When he unveiled his annual list of 10 Surprises for 2018 on Jan. 18, the S&P 500 was around 2,800 and about a week away from setting record highs that wouldn't be eclipsed again late August. At the time, he also called for a 10 percent correction during the year.
In fact, there were brief corrections in February and again in October, which saw the S&P 500 plunge nearly 7 percent for the month. But so far in November, as of Wednesday's close, the index made back more than half that slide.
"We got undervalued in the correction [in] October," said Wien, who joined Blackstone in 2009 after nearly 23 years as chief U.S. investment strategist at Morgan Stanley.

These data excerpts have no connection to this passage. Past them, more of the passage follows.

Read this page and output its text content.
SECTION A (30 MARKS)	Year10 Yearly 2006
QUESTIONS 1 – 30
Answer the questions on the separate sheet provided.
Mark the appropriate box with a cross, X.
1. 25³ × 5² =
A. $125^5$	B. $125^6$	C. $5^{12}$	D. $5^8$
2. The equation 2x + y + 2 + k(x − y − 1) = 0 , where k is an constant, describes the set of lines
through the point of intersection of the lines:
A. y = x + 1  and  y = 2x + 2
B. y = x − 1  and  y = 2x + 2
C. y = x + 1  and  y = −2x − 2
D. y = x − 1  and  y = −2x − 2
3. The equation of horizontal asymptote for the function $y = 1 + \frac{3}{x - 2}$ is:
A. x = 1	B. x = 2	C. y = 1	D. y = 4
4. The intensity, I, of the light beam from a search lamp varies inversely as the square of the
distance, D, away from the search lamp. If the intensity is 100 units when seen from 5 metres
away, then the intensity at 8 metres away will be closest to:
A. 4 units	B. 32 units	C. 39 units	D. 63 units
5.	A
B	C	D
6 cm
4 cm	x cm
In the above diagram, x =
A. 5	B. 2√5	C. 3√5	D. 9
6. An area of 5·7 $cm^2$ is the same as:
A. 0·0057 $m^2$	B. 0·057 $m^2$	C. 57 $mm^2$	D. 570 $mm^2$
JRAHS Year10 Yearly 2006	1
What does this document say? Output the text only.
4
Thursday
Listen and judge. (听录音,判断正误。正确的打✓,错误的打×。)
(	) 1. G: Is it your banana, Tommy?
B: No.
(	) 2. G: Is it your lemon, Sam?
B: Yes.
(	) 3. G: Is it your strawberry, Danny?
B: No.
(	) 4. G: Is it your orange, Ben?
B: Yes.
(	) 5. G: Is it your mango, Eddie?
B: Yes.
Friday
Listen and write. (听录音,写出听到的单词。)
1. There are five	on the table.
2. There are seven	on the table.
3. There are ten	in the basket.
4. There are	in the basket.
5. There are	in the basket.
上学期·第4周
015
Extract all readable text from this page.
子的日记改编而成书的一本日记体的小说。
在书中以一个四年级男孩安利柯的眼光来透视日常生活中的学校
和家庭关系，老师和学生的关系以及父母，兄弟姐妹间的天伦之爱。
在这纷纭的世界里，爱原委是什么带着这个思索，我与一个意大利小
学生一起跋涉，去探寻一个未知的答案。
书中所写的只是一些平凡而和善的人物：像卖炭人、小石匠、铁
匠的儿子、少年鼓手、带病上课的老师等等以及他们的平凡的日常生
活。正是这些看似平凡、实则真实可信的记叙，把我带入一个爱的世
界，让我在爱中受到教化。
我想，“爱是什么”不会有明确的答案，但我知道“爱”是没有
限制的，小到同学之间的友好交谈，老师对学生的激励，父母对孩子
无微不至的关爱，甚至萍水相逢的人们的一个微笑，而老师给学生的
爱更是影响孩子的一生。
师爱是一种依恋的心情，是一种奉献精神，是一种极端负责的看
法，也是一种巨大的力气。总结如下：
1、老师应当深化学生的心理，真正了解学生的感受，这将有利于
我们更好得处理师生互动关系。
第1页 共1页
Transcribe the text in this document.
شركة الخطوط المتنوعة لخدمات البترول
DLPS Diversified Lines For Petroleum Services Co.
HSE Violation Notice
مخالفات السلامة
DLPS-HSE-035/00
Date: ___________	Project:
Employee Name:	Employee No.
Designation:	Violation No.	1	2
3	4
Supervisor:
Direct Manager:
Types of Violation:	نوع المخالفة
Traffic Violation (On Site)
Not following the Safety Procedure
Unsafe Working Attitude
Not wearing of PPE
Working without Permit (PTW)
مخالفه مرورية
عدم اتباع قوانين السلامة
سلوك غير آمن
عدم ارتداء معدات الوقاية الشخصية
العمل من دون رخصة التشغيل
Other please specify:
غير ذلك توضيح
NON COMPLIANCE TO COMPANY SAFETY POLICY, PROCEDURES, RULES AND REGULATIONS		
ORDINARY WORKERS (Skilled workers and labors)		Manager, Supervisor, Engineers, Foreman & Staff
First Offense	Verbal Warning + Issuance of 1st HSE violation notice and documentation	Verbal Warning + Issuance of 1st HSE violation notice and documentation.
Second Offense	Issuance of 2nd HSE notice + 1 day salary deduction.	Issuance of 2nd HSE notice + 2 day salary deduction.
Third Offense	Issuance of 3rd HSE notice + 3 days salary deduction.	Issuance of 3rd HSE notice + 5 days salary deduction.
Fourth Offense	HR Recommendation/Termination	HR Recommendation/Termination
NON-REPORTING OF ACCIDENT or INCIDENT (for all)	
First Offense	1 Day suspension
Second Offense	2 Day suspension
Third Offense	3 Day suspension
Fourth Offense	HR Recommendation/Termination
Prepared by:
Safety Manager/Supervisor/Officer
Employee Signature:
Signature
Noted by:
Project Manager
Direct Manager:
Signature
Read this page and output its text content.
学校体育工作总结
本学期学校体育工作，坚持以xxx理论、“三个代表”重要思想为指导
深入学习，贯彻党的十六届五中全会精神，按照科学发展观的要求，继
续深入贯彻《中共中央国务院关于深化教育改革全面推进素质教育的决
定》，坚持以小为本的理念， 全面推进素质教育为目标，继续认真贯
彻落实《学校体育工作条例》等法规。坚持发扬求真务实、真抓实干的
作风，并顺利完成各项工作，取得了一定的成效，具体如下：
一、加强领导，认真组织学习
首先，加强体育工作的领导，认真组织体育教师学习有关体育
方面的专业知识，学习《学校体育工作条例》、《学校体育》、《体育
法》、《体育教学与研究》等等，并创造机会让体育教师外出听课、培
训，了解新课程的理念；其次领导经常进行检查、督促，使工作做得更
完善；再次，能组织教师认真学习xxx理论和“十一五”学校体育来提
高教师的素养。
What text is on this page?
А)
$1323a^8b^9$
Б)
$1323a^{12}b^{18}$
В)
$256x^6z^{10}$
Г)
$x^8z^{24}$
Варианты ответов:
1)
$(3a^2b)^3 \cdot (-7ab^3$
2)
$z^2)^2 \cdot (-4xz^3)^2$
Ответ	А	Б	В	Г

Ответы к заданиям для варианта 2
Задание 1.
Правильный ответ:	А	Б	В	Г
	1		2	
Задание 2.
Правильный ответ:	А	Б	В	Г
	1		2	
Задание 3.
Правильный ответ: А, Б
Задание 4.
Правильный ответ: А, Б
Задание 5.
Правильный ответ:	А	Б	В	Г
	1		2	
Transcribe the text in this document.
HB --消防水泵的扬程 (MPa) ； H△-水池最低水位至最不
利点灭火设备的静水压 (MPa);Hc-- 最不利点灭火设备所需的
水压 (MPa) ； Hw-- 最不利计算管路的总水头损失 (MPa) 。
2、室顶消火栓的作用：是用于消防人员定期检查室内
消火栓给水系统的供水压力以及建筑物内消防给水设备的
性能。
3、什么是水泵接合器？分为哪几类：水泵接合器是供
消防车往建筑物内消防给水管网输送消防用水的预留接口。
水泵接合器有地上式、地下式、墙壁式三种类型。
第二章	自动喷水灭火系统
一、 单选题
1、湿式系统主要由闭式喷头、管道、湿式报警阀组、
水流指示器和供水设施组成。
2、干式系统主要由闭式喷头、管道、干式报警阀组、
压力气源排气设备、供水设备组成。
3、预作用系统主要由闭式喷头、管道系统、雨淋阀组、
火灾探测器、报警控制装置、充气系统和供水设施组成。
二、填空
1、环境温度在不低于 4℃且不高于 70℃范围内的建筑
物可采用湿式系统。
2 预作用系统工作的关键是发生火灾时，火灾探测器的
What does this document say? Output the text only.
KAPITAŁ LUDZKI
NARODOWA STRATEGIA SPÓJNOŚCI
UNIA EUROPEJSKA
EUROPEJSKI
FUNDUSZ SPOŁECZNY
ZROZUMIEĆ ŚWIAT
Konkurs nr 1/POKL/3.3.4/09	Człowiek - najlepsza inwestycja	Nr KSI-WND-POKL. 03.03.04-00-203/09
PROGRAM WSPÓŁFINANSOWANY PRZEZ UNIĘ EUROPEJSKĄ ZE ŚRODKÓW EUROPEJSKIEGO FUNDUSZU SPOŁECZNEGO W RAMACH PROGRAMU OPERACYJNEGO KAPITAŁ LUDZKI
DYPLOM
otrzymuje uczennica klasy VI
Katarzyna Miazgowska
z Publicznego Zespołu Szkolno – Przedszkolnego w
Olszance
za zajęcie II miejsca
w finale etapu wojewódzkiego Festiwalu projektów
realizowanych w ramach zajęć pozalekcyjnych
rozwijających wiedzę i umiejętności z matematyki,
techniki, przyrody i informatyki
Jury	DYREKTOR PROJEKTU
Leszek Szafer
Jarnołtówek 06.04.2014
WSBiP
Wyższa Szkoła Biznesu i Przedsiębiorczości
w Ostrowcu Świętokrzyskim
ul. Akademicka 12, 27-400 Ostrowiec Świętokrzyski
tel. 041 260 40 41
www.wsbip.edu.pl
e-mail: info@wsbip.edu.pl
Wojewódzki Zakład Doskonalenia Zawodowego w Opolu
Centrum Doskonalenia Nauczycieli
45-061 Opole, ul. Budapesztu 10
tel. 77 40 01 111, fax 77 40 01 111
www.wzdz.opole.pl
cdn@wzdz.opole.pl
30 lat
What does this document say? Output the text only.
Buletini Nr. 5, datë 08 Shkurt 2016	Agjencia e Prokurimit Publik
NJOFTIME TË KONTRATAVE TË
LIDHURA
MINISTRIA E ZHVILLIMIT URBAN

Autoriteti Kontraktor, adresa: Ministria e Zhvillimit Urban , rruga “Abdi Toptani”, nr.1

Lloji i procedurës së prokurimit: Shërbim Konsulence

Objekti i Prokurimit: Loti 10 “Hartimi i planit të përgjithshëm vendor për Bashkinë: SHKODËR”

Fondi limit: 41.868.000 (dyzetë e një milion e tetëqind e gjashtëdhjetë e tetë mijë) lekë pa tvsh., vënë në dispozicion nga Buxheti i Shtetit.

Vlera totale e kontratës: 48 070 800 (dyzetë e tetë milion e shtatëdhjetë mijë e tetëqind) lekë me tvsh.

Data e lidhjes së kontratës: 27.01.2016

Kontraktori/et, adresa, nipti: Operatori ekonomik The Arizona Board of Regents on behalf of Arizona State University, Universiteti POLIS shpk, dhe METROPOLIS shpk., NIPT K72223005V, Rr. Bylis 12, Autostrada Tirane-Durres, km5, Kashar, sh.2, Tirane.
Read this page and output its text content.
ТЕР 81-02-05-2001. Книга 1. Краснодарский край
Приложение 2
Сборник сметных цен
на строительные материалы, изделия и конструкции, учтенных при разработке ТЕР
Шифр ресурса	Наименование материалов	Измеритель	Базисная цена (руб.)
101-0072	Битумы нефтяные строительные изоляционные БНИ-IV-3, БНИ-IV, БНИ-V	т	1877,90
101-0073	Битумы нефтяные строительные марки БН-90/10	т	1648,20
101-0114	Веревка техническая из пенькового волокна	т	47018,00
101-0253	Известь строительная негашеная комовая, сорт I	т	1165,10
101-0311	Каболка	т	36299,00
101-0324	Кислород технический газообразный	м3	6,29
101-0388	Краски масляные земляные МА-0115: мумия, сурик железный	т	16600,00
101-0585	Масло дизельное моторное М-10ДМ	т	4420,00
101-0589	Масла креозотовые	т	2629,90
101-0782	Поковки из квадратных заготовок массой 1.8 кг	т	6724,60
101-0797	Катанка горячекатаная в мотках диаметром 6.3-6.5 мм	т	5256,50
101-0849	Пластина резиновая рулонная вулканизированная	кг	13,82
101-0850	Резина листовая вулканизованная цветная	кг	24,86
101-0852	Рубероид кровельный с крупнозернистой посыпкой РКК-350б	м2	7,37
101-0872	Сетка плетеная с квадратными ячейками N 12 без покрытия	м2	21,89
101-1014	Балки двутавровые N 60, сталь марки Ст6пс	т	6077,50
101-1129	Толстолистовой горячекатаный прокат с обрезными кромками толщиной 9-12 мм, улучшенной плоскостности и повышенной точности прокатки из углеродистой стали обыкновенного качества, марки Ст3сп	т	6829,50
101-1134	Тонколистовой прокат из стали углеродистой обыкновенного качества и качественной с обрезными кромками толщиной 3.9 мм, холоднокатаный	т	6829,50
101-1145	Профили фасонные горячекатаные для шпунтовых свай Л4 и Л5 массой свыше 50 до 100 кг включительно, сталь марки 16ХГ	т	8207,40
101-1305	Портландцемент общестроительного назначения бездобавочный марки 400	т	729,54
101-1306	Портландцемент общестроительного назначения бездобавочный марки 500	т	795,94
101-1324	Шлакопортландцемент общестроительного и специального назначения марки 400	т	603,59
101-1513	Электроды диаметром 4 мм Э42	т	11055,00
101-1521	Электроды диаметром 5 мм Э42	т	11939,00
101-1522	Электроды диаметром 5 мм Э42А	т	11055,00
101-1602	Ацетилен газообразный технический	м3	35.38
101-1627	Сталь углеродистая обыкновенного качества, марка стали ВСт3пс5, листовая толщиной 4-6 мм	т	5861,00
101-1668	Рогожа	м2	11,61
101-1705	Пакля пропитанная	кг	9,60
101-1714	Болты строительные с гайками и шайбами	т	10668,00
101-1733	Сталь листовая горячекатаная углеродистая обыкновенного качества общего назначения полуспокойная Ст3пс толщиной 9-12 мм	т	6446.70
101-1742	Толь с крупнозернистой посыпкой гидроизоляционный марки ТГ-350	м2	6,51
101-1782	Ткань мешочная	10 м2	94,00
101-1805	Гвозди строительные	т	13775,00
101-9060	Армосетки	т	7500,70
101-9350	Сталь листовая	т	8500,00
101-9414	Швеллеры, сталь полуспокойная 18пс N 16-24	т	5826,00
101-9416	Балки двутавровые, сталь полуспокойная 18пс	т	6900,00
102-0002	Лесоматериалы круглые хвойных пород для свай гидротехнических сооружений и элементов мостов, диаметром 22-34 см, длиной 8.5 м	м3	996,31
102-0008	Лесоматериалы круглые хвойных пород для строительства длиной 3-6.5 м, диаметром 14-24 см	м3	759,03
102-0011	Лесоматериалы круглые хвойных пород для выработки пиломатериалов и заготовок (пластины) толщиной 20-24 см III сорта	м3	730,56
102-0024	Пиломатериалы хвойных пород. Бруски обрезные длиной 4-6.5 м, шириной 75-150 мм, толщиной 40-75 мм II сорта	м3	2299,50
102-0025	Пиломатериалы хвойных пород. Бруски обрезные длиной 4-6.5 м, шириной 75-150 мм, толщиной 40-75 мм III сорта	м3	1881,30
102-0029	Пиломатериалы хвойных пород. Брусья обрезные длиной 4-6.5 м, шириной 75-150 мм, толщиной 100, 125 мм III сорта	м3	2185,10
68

Going forward, the stock market's gains depend on strong earnings, he said. "Earnings next year are going to be good, too. They won't be up 20 [percent], but they may be up 10 [percent]."
"In an environment where earnings are increasing 10 percent, the market is not overvalued as long as interest rates don't go up too much," he concluded.
The last record close on the S&P 500 came on Sept. 20, when the index finished at 2,930.75.